The first BIG BROTHER eviction will take place this Friday, and it's the reverse of the usual model. Viewers vote for which two of the 12 they want to put up for removal, and the housemates decide which one goes.
[1] Er, 1024.
NEXT WEEK
Deep breath...
This Saturday's line up: (BBC One) 1735 Friends Like These, 1830 Waiting Game, 1910 In It..., 2000 Eurovision (to 2300) More Eurovision on BBC Choice from 1900 to 0000. (ITV) 1750 Blankety Blank, 2015 The Vault. That'll be more monkeying about with the schedule.
YOUR WORLD CUP PITCH appears 1735 Sunday on ITV; this may be regional. It's a quiz about some football tournament or other. ITV has sent Mark Austen there, so they evidently don't expect anyone to watch.
CALL MY BLUFF returns to BBC1 at 1230 Monday.
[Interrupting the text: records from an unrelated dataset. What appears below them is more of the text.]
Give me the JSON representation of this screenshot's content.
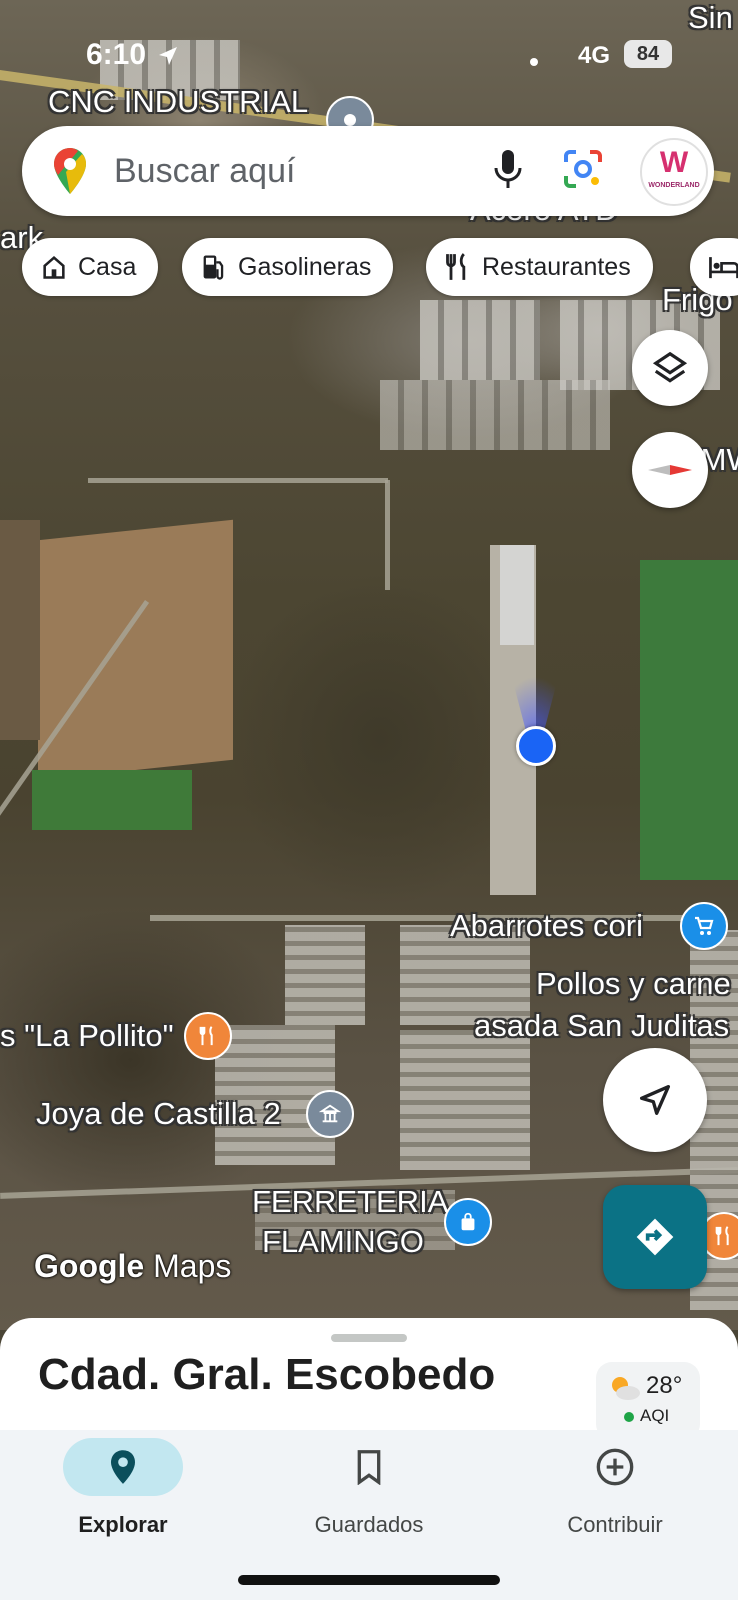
{
  "status_bar": {
    "time": "6:10",
    "network": "4G",
    "battery": "84"
  },
  "search": {
    "placeholder": "Buscar aquí"
  },
  "avatar": {
    "text_logo": "W",
    "brand": "WONDERLAND"
  },
  "chips": [
    {
      "label": "Casa",
      "icon": "home-icon"
    },
    {
      "label": "Gasolineras",
      "icon": "gas-station-icon"
    },
    {
      "label": "Restaurantes",
      "icon": "restaurant-icon"
    },
    {
      "label": "",
      "icon": "hotel-icon"
    }
  ],
  "map_labels": {
    "cnc": "CNC INDUSTRIAL",
    "acero": "Acero ATD",
    "park": "ark",
    "frigo": "Frigo",
    "bmw": "BMW",
    "sin": "Sin",
    "abarrotes": "Abarrotes cori",
    "pollos_1": "Pollos y carne",
    "pollos_2": "asada San Juditas",
    "pollito": "s \"La Pollito\"",
    "joya": "Joya de Castilla 2",
    "ferreteria_1": "FERRETERIA",
    "ferreteria_2": "FLAMINGO"
  },
  "logo": {
    "google": "Google",
    "maps": "Maps"
  },
  "place_sheet": {
    "name": "Cdad. Gral. Escobedo",
    "temperature": "28°",
    "aqi_label": "AQI"
  },
  "colors": {
    "accent": "#0b7285",
    "location_blue": "#1a64f5",
    "nav_active": "#c2e7f0"
  },
  "nav": [
    {
      "label": "Explorar",
      "icon": "explore-pin-icon",
      "active": true
    },
    {
      "label": "Guardados",
      "icon": "bookmark-icon",
      "active": false
    },
    {
      "label": "Contribuir",
      "icon": "add-circle-icon",
      "active": false
    }
  ]
}
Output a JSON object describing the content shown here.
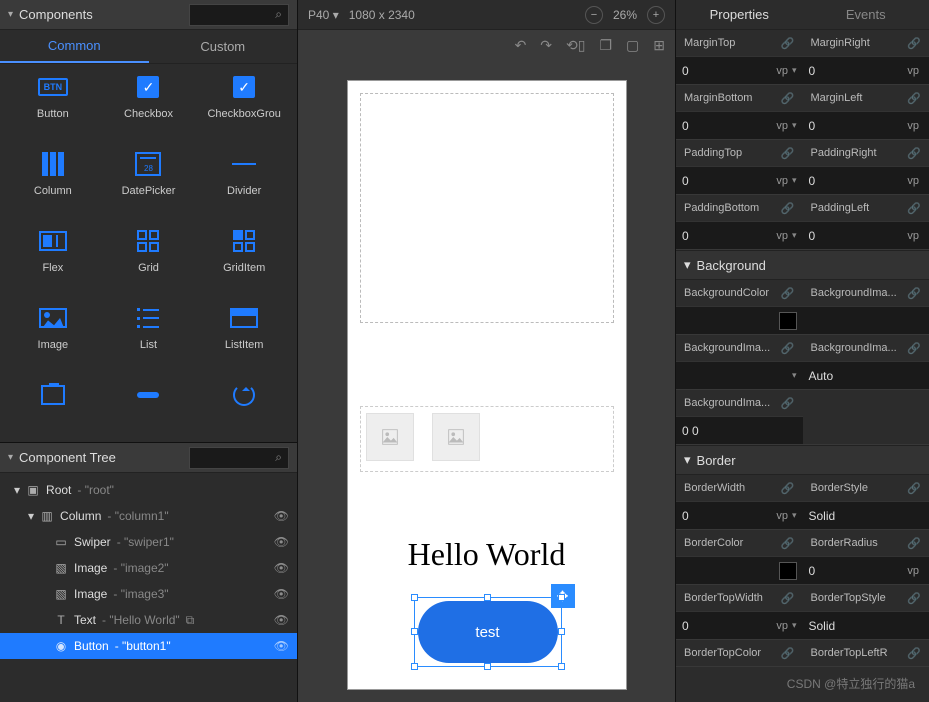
{
  "left": {
    "componentsTitle": "Components",
    "tabs": {
      "common": "Common",
      "custom": "Custom"
    },
    "items": [
      {
        "label": "Button"
      },
      {
        "label": "Checkbox"
      },
      {
        "label": "CheckboxGrou"
      },
      {
        "label": "Column"
      },
      {
        "label": "DatePicker"
      },
      {
        "label": "Divider"
      },
      {
        "label": "Flex"
      },
      {
        "label": "Grid"
      },
      {
        "label": "GridItem"
      },
      {
        "label": "Image"
      },
      {
        "label": "List"
      },
      {
        "label": "ListItem"
      }
    ],
    "treeTitle": "Component Tree",
    "tree": {
      "root": {
        "name": "Root",
        "id": "- \"root\""
      },
      "column": {
        "name": "Column",
        "id": "- \"column1\""
      },
      "swiper": {
        "name": "Swiper",
        "id": "- \"swiper1\""
      },
      "image1": {
        "name": "Image",
        "id": "- \"image2\""
      },
      "image2": {
        "name": "Image",
        "id": "- \"image3\""
      },
      "text": {
        "name": "Text",
        "id": "- \"Hello World\""
      },
      "button": {
        "name": "Button",
        "id": "- \"button1\""
      }
    }
  },
  "center": {
    "device": "P40",
    "dims": "1080 x 2340",
    "zoom": "26%",
    "hello": "Hello World",
    "btn": "test",
    "datenum": "28"
  },
  "right": {
    "tabs": {
      "props": "Properties",
      "events": "Events"
    },
    "sections": {
      "bg": "Background",
      "border": "Border"
    },
    "p": {
      "marginTop": {
        "l": "MarginTop",
        "v": "0",
        "u": "vp"
      },
      "marginRight": {
        "l": "MarginRight",
        "v": "0",
        "u": "vp"
      },
      "marginBottom": {
        "l": "MarginBottom",
        "v": "0",
        "u": "vp"
      },
      "marginLeft": {
        "l": "MarginLeft",
        "v": "0",
        "u": "vp"
      },
      "paddingTop": {
        "l": "PaddingTop",
        "v": "0",
        "u": "vp"
      },
      "paddingRight": {
        "l": "PaddingRight",
        "v": "0",
        "u": "vp"
      },
      "paddingBottom": {
        "l": "PaddingBottom",
        "v": "0",
        "u": "vp"
      },
      "paddingLeft": {
        "l": "PaddingLeft",
        "v": "0",
        "u": "vp"
      },
      "bgColor": {
        "l": "BackgroundColor"
      },
      "bgImgA": {
        "l": "BackgroundIma..."
      },
      "bgImgB": {
        "l": "BackgroundIma..."
      },
      "bgImgC": {
        "l": "BackgroundIma...",
        "v": "Auto"
      },
      "bgImgD": {
        "l": "BackgroundIma...",
        "v": "0 0"
      },
      "borderWidth": {
        "l": "BorderWidth",
        "v": "0",
        "u": "vp"
      },
      "borderStyle": {
        "l": "BorderStyle",
        "v": "Solid"
      },
      "borderColor": {
        "l": "BorderColor"
      },
      "borderRadius": {
        "l": "BorderRadius",
        "v": "0",
        "u": "vp"
      },
      "borderTopWidth": {
        "l": "BorderTopWidth",
        "v": "0",
        "u": "vp"
      },
      "borderTopStyle": {
        "l": "BorderTopStyle",
        "v": "Solid"
      },
      "borderTopColor": {
        "l": "BorderTopColor"
      },
      "borderTopLeft": {
        "l": "BorderTopLeftR"
      }
    }
  },
  "watermark": "CSDN @特立独行的猫a"
}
FLOG IT! invites people to sell their antiques at auction; BBC2 1530 weekdays.
Anthony Wilson and Charlotte Hudson host TOPRANKO!, a general knowledge quiz on C5 at 1900. Review in the coming weeks.
UNIVERSITY CHALLENGE REUNITED pits St Hilda's Oxford 65 against Dundee 84.
This week's FEAR FACTOR is the Playmates one that was pitched against the Stuporbowl. 2030-2115.
Martin Jarvis: This week's Martin Jarvis is Barry Norman (Mo, Tu), Martin Jarvis (from Wednesday.)
X-FIRE makes a belated return to C4 at 1800 We.
A repeat of the Footballer's WEAKEST LINK at 2000 We.
Survivor Raw: Sa 1135; Su 1430, 2330; Tu 2340
The SURVIVOR FINAL runs from 2100 on ITV. After a break for the NEWS AT TEN at ten, we find out the winner from 2220. Audition tapes on 2 during the news, scenes from the party afterwards. The whole thing is repeated from 2030-2320 on ITV2 on Friday.
THE RACE (remember that?) finishes at 2350 Thursday on ITV2.
All the Big Brother coverage: C4 Live: Sa 2300-0035; E4 Live: Sa 0600-1530, 2005-2100 Su 0100-1645 Mo 0000-1900; Other weekdays from about 2300-1900. C4 (all one hour): Su 1300, 2200 Mo 0105 (30 minutes) Weekdays 2200 and early next morning. BBLB on E4: Monday - Thursday, 1900 and about 2230. Friday: BBLB on C4 at 1830, EMD hosts the first eviction 2030-2100 and 2200-2235; live coverage on C4 2305-0115.